Through Sept. 6. 10 a.m.-5 p.m. Tuesdays-Thursdays and Saturdays; 10 a.m.-9 p.m. Fridays; noon-5 p.m. Sundays. $19.50, adults; $16.50, students and seniors; $12, ages 6-17; free, children 5 and younger and members. High Museum of Art, 1280 Peachtree St. N.E., Atlanta. 404-733-4444, www.high.org.
Bottom line: A treat for Alex Katz fans, this show focuses on landscapes but often delights with its portraits.
I’ve always loved Alex Katz’s stark, pared-back, iconic portraits that seem to capture a certain strata of New York life: the smart, prosperous folk who populate the films of Noah Baumbach or Mike Nichols.
A formidable artist on the New York scene since the 1960s, Katz’s unique legacy is those clear-eyed, sophisticated figurative paintings that often convey information about his subjects in a brilliantly economical vocabulary: a slash of red lipstick, a rope of pearls or a dramatic wide-brimmed hat.
“Alex Katz, This Is Now” at the High Museum of Art features a number of those idiosyncratic portraits like “Summer Picnic” of Katz’s cosmopolitan city folk lingering over an outdoor meal, a bottle of bourbon and bug spray laid out on the table before them. But for the most part, “This is Now” zeroes in on the landscape itself, which High curator Michael Rooks sees as a gateway to Katz’s emotions.
The Maine landscape where Katz has spent decades painting — in particular the groves of pine trees and lonely boats bobbing on the water — is the focus of this show. As you move deeper into “This Is Now,” the portraits disappear, replaced by Katz’s studies of sunsets or evergreens and, in the show’s finale, large, nearly abstract works focused on a “Black Brook” that the artist has returned to over the course of 20 years.
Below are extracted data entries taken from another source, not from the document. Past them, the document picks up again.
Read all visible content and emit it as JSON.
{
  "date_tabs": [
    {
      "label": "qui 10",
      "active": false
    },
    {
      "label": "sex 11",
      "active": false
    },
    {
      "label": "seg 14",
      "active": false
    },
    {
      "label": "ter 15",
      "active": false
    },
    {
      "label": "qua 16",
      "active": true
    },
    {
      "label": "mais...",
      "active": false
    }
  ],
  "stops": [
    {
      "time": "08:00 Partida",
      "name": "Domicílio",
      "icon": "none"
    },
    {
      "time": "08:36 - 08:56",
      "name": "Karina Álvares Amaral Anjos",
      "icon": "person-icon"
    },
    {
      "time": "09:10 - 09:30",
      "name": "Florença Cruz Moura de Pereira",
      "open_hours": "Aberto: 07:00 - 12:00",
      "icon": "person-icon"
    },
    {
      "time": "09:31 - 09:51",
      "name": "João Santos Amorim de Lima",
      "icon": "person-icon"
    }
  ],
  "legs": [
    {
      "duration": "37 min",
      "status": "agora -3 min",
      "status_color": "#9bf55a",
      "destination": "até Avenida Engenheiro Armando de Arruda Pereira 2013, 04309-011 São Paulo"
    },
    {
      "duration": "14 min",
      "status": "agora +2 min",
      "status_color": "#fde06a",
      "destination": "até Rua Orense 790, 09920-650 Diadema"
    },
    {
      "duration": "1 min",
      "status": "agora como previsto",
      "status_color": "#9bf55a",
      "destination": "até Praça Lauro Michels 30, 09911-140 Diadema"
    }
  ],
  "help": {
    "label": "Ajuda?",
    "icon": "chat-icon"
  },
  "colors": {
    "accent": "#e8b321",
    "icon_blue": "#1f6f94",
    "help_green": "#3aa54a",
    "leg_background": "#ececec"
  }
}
Though the show highlights an interesting tangent in Katz’s work and the expressive potential of his landscapes, it’s hard not to long for more of those seductive, beguiling portraits. There’s just no denying their impact: The museum has even acknowledged the vital salesmanship of Katz’s figurative work by making his gorgeous painting of a woman captured head-on navigating a birch canoe through a detergent blue lake, “Good Afternoon,” the audience-bait hung on an enormous vinyl banner on the museum’s Peachtree-facing facade.
Those portraits may remain high points for many visitors to this show, though key landscapes bristle with equivalent life and energy.
In shades of lime and chartreuse, “10:30 am” depicts the arresting gradations of green in a stand of birch trees captured in dappled sunlight. Some of Katz’s most arresting landscapes convey the meditative, magical qualities of nature where subtle shifts of light play tricks on the eye and can turn what can look like a photo negative image of the hazy gray tree line in “Dawn 3” into a blazing riot of electric crimson at “Sunset.” It is indeed hard to miss the emotion and rapture as the artist stands before the natural world.
But the landscapes also vary greatly in their impact. Endless studies of that “Black Brook” are just that. In many of these works, Katz pursues the idea of reflection, confusing our perspective in his topsy-turvy world where trees and sky are reflected in the placid mirror of those brook studies. It’s a particularly painterly, conceptual interest that loses its impact when repeated.
Some of the most surprising and delightful pieces in the show are a series of eight cut paper collages from the ’50s and ’60s that sum up the heart of this exhibition and feature people dwarfed by the verdant landscapes surrounding them. The works give an indication of Katz’s pared-back style to come, and also foretell his way of isolating his figures in stark landscapes. Time spent in their delicate presence is far more rewarding than the monumental brooks to come.